【りんご雑学帳22】 91号
前号では、今年(2012年産)の青森リンゴの生産量が結実不良で大幅減になるかも知れないという話題を取り上げました。
今回は、2011年産、つまり去年収穫され現在流通している青森リンゴが、13年ぶりの高値になったと言う話題です。
82号、86号で取り上げていますが、春から夏にかけての天候不順が影響して、青果物全般の品薄に加え、11年産の青森リンゴも供給不足の状態が市場を刺激して、高値で推移していましたが、5月はキロ単価400円を超える超高値水準になりました。
青森リンゴがこの時期、好評を得ているのは磨かれた貯蔵技術の高さも後押ししていると思います。その辺の話は、後日、詳しく考察したいと思います。
2012年6月12日(火) 東奥日報
リンゴ13年ぶり高値/県外市場
県が12日までにまとめた2011年産県産リンゴの5月の流通実績によると、主な県外消費地市場の1キロ当たり平均価格は413円と、前年同月比56%高となった。1キロ400円台は、1998年産の418円以来、13年ぶりの高水準。

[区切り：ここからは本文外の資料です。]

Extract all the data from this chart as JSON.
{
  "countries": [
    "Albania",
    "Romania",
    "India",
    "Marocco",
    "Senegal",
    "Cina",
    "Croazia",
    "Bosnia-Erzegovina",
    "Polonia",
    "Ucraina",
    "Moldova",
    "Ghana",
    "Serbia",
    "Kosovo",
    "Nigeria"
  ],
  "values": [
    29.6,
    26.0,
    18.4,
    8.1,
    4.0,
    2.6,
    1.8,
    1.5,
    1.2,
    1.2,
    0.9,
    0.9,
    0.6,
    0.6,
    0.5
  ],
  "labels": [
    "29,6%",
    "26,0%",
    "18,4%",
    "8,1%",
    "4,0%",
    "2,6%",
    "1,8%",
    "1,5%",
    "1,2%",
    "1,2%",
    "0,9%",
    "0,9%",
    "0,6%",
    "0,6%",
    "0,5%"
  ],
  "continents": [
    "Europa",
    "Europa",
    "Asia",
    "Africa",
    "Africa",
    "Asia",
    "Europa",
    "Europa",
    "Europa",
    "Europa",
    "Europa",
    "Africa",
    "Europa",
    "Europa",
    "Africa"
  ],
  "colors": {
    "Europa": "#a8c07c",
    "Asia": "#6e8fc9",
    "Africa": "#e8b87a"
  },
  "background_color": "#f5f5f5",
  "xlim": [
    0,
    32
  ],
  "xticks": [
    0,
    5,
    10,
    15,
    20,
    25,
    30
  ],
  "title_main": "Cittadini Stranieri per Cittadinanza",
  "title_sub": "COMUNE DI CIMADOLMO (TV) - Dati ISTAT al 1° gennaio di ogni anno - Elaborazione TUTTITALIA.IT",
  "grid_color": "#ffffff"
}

11年産の収量不足に伴う流通量の少なさに加え、この時期に出回る有袋リンゴとしては食味が良く、価格は高値基調で推移している。
品種別では、ふじが前年同月比59%(157円)高の425円、王林が52%(123円)高の360円、ジョナゴールドが49%(135円)高の409円などとなっている。
一方、5月の県外出荷数量は1万6413トンと、前年同月の2万5279トンを35%下回った。特に主力のふじは1万1433トンと同38%減。10年9月から11年5月までの11年産累計でも、前年比30%減の10万9060トンにとどまっている。
県りんご果樹課の担当者は「8月まで出荷を切らさないよう調整してきたが、在庫はほぼなく、周年で流通できるか微妙な状況」と話している。